Kamlaksha Rama Naik, better known as K R Naik (Hindi: क़ रा नायक़) is an Indian industrial engineer. He founded D-Link Ltd. (India) in 1993. In 1994 he entered into a joint venture with a multinational - D-Link Corporation under the name “D-Link India” with a manufacturing facility in Goa and corporate office in Mumbai.
==Early life and education==
Naik was born in Karwar, Karnataka on 19 November 1947. He completed his schooling in Karwar and later shifted to Mumbai. Naik is a mechanical engineer with a P.G. Diploma in Industrial Engineering and Licenciate in Plastic Engineering. He earned a Business Management degree from the Jamnalal Bajaj Institute in Mumbai.

==Career==
His first job at Mumbai was with Bradma, but soon after that he joined IBM India in 1970 starting as a Mainframe Peripheral Assembly Engineer. In 1977 he contributed significantly to the development of an indigenous line printer at the 'Big Blue' center. He worked to develop indigenous computer peripheral parts of plastic and metal until IBM closed its Indian operation in 1978. After IBM closed down, he joined ORG System Ltd. wherein he was one of the 6 team members who developed the first indigenous line printers with a speed of 1000+ line per minute.

In 1984, Naik founded Virtual Computer Pvt. Ltd., and was among the first to import a wave-soldering machine to manufacture printed circuit boards of PCs.

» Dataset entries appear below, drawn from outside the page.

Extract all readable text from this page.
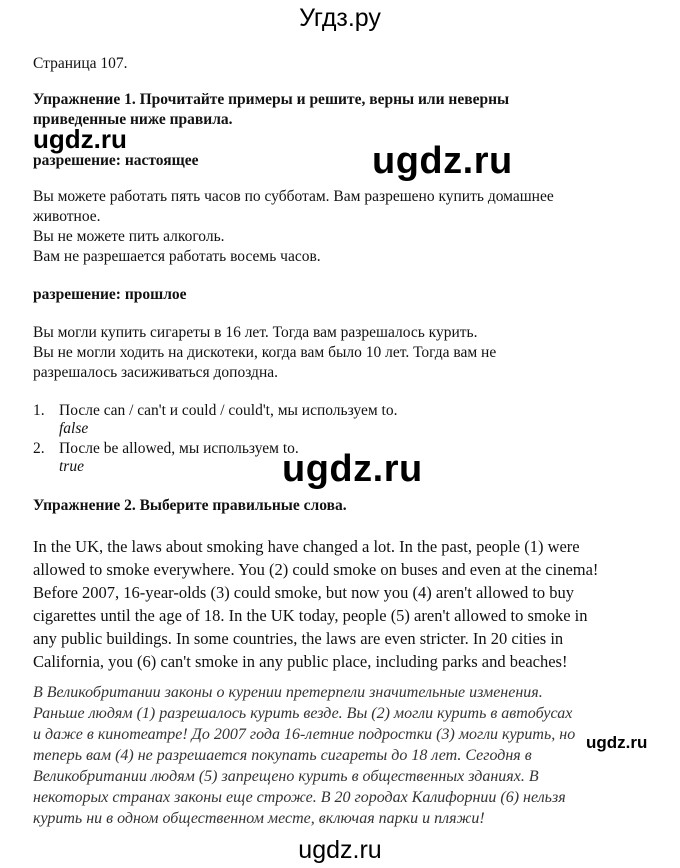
Угдз.ру

Страница 107.

Упражнение 1. Прочитайте примеры и решите, верны или неверны

приведенные ниже правила.

ugdz.ru

разрешение: настоящее	ugdz.ru

Вы можете работать пять часов по субботам. Вам разрешено купить домашнее

животное.

Вы не можете пить алкоголь.

Вам не разрешается работать восемь часов.

разрешение: прошлое

Вы могли купить сигареты в 16 лет. Тогда вам разрешалось курить.

Вы не могли ходить на дискотеки, когда вам было 10 лет. Тогда вам не

разрешалось засиживаться допоздна.

1. После can / can't и could / could't, мы используем to.
false
2. После be allowed, мы используем to.
true	ugdz.ru

Упражнение 2. Выберите правильные слова.

In the UK, the laws about smoking have changed a lot. In the past, people (1) were

allowed to smoke everywhere. You (2) could smoke on buses and even at the cinema!

Before 2007, 16-year-olds (3) could smoke, but now you (4) aren't allowed to buy

cigarettes until the age of 18. In the UK today, people (5) aren't allowed to smoke in

any public buildings. In some countries, the laws are even stricter. In 20 cities in

California, you (6) can't smoke in any public place, including parks and beaches!

В Великобритании законы о курении претерпели значительные изменения.

Раньше людям (1) разрешалось курить везде. Вы (2) могли курить в автобусах

и даже в кинотеатре! До 2007 года 16-летние подростки (3) могли курить, но

теперь вам (4) не разрешается покупать сигареты до 18 лет. Сегодня в

Великобритании людям (5) запрещено курить в общественных зданиях. В

некоторых странах законы еще строже. В 20 городах Калифорнии (6) нельзя

курить ни в одном общественном месте, включая парки и пляжи!

ugdz.ru
ugdz.ru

From 1990–91, Naik entered into networking products as a distributor of D-Link brand products. Within 3 years, he decided to start manufacturing of networking products in India as a joint venture with D-Link. Taking financial and tax advantages offered by the government of Goa, he shifted manufacturing operations from the Ansa Industrial Estate in Mumbai to Verna Electronic City, Goa. In 1994–95 he also started a passive networking-products company together with UK-based passive components company Sapphire UK Ltd. In 1994, he entered into a joint venture with D-Link Corporation Taiwan and helped constructing new buildings and importing SMT lines from Japan.

In 1995, Naik set out to create a completely new channel for D-Link products. Rather than going after large distributors he decided to put a regional distribution model in place—arguably the first in India among the IT channel.

==Honours and awards==

| Year | Name | Awarding organization | Ref |
|---|---|---|---|
| 2012 | Outstanding Channel Contribution | CRN, UBM India |  |
| 2011 | TOP SME ENTREPRENEUR 2010–11 | SME Channels |  |
| 2003-4 | President of MAIT | MAIT |  |

==Personal life==

Naik's wife Sudha Naik is a homemaker; they have 2 daughters: Arati Naik and Dr. Lakshana Sharma (who is married to Dr. Amit Sharma).